Bahçıvan olacaktın bu bağbanda guya,
Pervasızca yattın sen, sındı ile pusuya!
 
Gördün kesemez kara sevdâyı yalın pala,
Gönül küsemez yâra, küstüm sanır budala!
 
Yol çetindir elbette lâkin bir sözümüz var!
Katlanırız mihnete, sabrımız özümüz var!
 
Sendeletti kalbimi âniden sıyrılışın,
Zayıflattı elimi, sebepsiz ayrılışın!
 
Gönül bahçemiz artık dikenlerle sarılı,
Gül yaprakları yırtık, ayrıklarla karılı! 
 
Ne gam sensiz olsam da güneşi görüyorum, 
Tek başıma kalsam da, hedefe yürüyorum…
 
Lâkin senin adına alev alır yanarım,
Bilirim inadına faydasızdır ısrârım.
 
Her işin bedeli var, er geç derleyeceksin!
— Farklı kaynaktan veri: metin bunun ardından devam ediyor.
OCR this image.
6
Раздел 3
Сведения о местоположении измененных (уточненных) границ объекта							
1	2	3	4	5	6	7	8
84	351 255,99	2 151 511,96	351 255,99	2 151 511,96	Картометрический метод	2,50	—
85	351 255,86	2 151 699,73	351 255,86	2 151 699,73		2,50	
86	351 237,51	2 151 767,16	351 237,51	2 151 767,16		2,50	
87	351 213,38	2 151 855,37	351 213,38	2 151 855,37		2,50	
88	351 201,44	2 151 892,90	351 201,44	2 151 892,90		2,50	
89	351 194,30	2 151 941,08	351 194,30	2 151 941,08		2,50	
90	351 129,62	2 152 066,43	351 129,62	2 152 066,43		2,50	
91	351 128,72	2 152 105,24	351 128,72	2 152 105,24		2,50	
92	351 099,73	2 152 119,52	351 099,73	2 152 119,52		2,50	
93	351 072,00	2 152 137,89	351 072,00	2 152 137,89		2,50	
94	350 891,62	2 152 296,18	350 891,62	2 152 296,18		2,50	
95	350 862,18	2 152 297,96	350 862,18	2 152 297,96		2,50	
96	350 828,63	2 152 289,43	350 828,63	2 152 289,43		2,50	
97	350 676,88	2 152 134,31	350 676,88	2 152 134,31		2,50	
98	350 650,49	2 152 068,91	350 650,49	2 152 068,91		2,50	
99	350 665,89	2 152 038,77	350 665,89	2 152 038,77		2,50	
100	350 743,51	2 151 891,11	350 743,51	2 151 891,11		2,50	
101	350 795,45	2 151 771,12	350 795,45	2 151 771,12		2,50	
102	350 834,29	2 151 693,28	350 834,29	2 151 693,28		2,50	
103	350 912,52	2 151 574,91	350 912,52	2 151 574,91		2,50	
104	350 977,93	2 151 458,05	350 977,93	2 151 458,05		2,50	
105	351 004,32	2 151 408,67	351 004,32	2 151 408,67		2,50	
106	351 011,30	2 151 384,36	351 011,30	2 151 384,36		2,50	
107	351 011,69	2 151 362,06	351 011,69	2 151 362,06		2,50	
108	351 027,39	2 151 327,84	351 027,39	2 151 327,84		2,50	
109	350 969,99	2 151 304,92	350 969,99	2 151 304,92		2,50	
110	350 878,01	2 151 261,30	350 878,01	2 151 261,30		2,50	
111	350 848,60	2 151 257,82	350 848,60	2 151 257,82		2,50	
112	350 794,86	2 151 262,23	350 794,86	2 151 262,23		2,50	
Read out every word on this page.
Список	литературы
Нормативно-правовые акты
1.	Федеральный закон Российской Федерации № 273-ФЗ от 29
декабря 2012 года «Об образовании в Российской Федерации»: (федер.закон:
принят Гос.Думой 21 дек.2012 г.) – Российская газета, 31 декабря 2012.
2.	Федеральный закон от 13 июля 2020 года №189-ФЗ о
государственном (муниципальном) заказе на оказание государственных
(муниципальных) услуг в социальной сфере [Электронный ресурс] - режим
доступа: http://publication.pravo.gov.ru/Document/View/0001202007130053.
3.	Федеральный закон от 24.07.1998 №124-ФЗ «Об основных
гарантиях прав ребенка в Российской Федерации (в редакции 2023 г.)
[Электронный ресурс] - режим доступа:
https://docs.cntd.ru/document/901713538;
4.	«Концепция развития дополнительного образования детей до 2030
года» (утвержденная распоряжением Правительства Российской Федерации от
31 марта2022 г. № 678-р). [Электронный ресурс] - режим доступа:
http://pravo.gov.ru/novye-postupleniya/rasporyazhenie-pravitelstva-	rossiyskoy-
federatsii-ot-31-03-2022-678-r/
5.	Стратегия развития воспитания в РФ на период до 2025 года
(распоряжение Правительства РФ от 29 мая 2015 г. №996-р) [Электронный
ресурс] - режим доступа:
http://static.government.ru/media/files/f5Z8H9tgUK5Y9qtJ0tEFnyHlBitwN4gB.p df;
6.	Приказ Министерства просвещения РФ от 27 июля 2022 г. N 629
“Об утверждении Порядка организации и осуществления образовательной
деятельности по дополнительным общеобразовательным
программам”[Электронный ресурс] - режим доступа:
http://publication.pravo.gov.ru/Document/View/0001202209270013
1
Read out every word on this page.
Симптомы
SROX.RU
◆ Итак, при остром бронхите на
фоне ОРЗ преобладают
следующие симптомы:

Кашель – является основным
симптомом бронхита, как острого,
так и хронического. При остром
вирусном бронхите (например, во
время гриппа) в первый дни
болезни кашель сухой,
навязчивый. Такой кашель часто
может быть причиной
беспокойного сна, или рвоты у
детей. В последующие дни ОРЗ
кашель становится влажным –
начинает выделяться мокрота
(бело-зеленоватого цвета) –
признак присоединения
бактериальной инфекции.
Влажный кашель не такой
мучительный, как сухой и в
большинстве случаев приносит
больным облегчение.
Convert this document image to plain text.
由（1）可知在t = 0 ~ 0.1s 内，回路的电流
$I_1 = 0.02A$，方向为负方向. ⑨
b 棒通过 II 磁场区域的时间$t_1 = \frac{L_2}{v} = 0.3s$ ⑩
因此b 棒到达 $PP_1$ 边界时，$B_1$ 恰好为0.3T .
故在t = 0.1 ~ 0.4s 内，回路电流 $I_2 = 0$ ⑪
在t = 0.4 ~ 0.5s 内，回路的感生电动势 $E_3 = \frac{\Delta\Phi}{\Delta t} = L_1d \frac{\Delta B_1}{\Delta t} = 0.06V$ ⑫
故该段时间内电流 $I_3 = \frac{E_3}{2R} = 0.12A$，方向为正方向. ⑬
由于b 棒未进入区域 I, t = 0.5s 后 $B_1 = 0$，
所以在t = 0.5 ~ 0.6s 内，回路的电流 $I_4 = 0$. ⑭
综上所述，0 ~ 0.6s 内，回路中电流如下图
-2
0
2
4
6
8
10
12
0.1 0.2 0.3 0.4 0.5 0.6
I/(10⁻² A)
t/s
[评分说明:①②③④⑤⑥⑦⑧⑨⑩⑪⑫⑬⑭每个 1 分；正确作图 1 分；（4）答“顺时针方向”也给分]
Ve iliklerine kadar donup, terleyeceksin!
 
Alı al, moru morla donuklaşacak yüzün,
Buz kesilip sonra da yumuklaşacak gözün.
 
Süzülecek gözyaşın ince bir sicim gibi,
Ağırlaşacak başın, mekânın kuyu dibi!
 
Arayacaksın dünü, ovuşturup gözünü,
Yokladıkça gönlünü, bulacaksın özünü.
 
Mâziye uzanıp med-cezîre dalacaksın,
Senmişsin deyip meded, gönlümü alacaksın! 
 
Sitemkârlık dilimde gel ince gönül tülüm,
Vefâlıysan elimde, al işte gonca gülüm!
 
Vefasızsan bekleme Sefa'dan sen de vefâ!
Senden gayrı belleme sinene, sin-i cefâ!